In 33 games played for Ashdod, Simon finished the season as the league fifth-leading scorer with 17.1 points, while also averaging 4.6 rebounds, 3.4 assists and 1.2 steals per game.

===JL Bourg (2017–2018)===
On July 7, 2017, Simon signed a one-year deal with JL Bourg of the French Pro A League. On March 16, 2018, Simon recorded a season-high 23 points, shooting 7-of-13 from the field, along with six rebounds in an 82–93 loss to Pau-Orthez.
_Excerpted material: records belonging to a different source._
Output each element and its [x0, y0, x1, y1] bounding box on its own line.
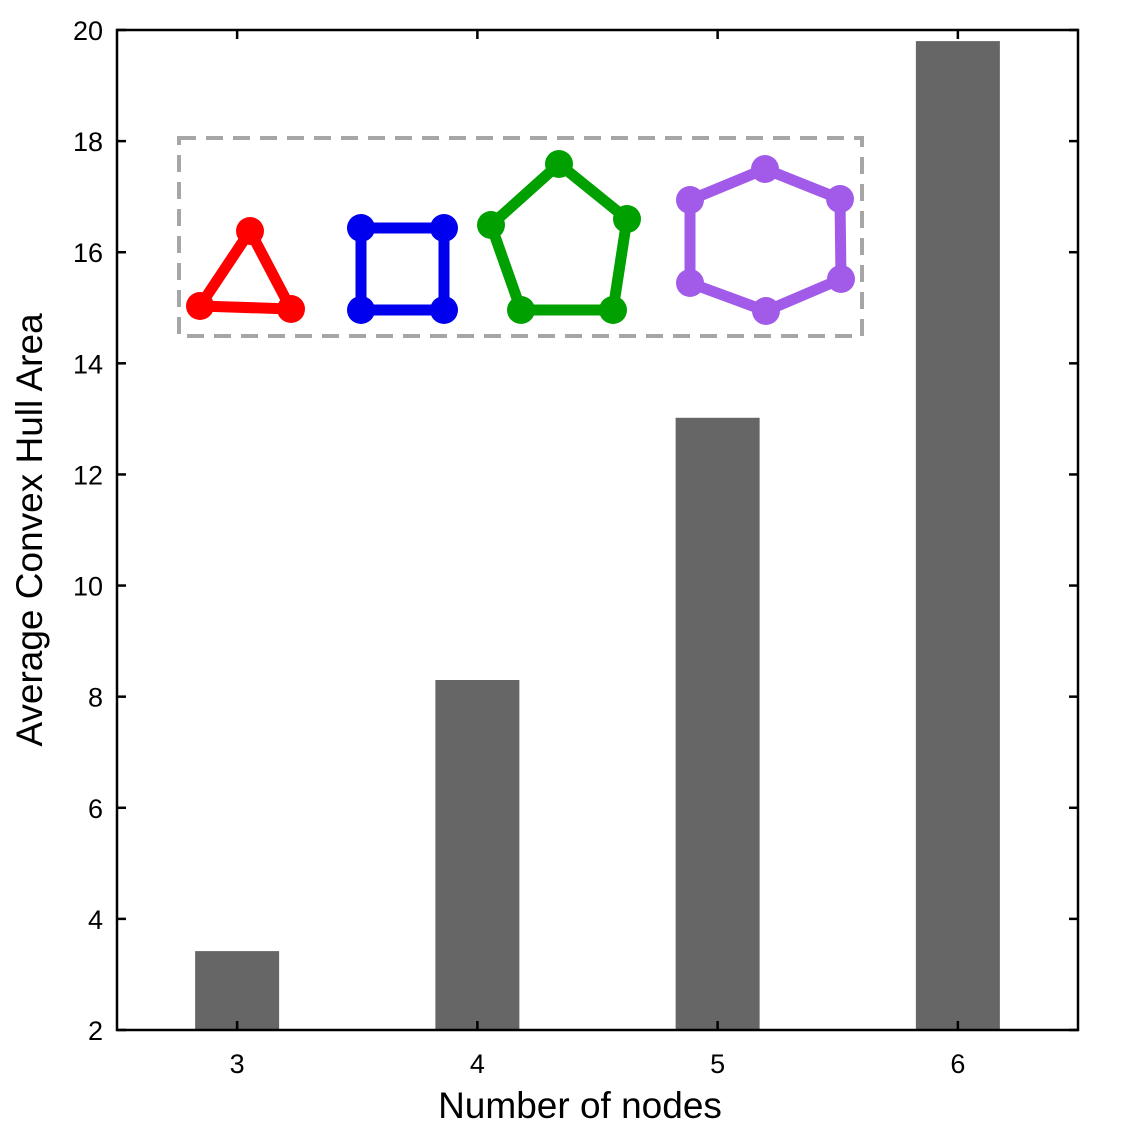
y-tick-label-16: 16: [73, 238, 103, 268]
y-tick-label-2: 2: [88, 1016, 103, 1046]
triangle-graph-icon-node-1: [236, 217, 264, 245]
y-tick-label-20: 20: [73, 16, 103, 46]
hexagon-graph-icon-node-4: [752, 297, 780, 325]
square-graph-icon-node-1: [347, 214, 375, 242]
square-graph-icon: [347, 214, 458, 324]
y-tick-label-6: 6: [88, 794, 103, 824]
x-tick-label-5: 5: [710, 1049, 725, 1079]
x-tick-label-6: 6: [950, 1049, 965, 1079]
hexagon-graph-icon-node-5: [676, 269, 704, 297]
shape-legend: [177, 136, 864, 338]
pentagon-graph-icon-node-2: [613, 205, 641, 233]
y-axis-title: Average Convex Hull Area: [9, 313, 50, 747]
x-tick-label-3: 3: [230, 1049, 245, 1079]
y-tick-label-12: 12: [73, 460, 103, 490]
y-tick-label-4: 4: [88, 905, 103, 935]
bar-4: [435, 680, 520, 1030]
pentagon-graph-icon-node-4: [507, 296, 535, 324]
triangle-graph-icon: [186, 217, 305, 323]
bar-6: [915, 41, 1000, 1031]
hexagon-graph-icon-node-3: [827, 265, 855, 293]
legend-border: [177, 136, 864, 338]
square-graph-icon-edges: [355, 222, 450, 316]
hexagon-graph-icon-node-6: [676, 186, 704, 214]
y-tick-label-18: 18: [73, 127, 103, 157]
plot-frame: [115, 28, 1080, 1032]
pentagon-graph-icon-node-1: [545, 150, 573, 178]
pentagon-graph-icon-node-3: [599, 296, 627, 324]
hexagon-graph-icon-node-1: [751, 155, 779, 183]
square-graph-icon-node-4: [347, 296, 375, 324]
bar-5: [675, 417, 760, 1030]
triangle-graph-icon-node-3: [277, 295, 305, 323]
hexagon-graph-icon-edges: [684, 163, 847, 317]
ticks-group: 3 4 5 6 2 4 6 8 10 12 14 16 18 20: [73, 16, 1078, 1079]
pentagon-graph-icon-edges: [485, 158, 633, 316]
triangle-graph-icon-node-2: [186, 292, 214, 320]
hexagon-graph-icon: [676, 155, 855, 325]
x-tick-label-4: 4: [470, 1049, 485, 1079]
square-graph-icon-node-3: [430, 296, 458, 324]
pentagon-graph-icon-node-5: [477, 211, 505, 239]
y-tick-label-14: 14: [73, 349, 103, 379]
bars-group: [195, 41, 1000, 1031]
square-graph-icon-node-2: [430, 214, 458, 242]
y-tick-label-8: 8: [88, 683, 103, 713]
y-tick-label-10: 10: [73, 572, 103, 602]
x-axis-title: Number of nodes: [438, 1085, 722, 1125]
triangle-graph-icon-edges: [194, 225, 297, 315]
hexagon-graph-icon-node-2: [826, 185, 854, 213]
pentagon-graph-icon: [477, 150, 641, 324]
bar-3: [195, 951, 280, 1030]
===Return to Włocławek (2018–2020)===
On September 8, 2018, Simon returned to Anwil Włocławek for a second stint, signing a one-year deal.

===JDA Dijon (2020–2023)===
On June 17, 2020, he has signed with JDA Dijon of the LNB Pro A. He announced his retirement from professional basketball in September 2023, after having appeared in only 15 games during the 2022-23 regular season because of injuries.

==Personal life==
Simon was raised by his mother Denise Simon on the West side of Detroit. His cousin, Randy Brown, played basketball at New Mexico State and for three NBA teams.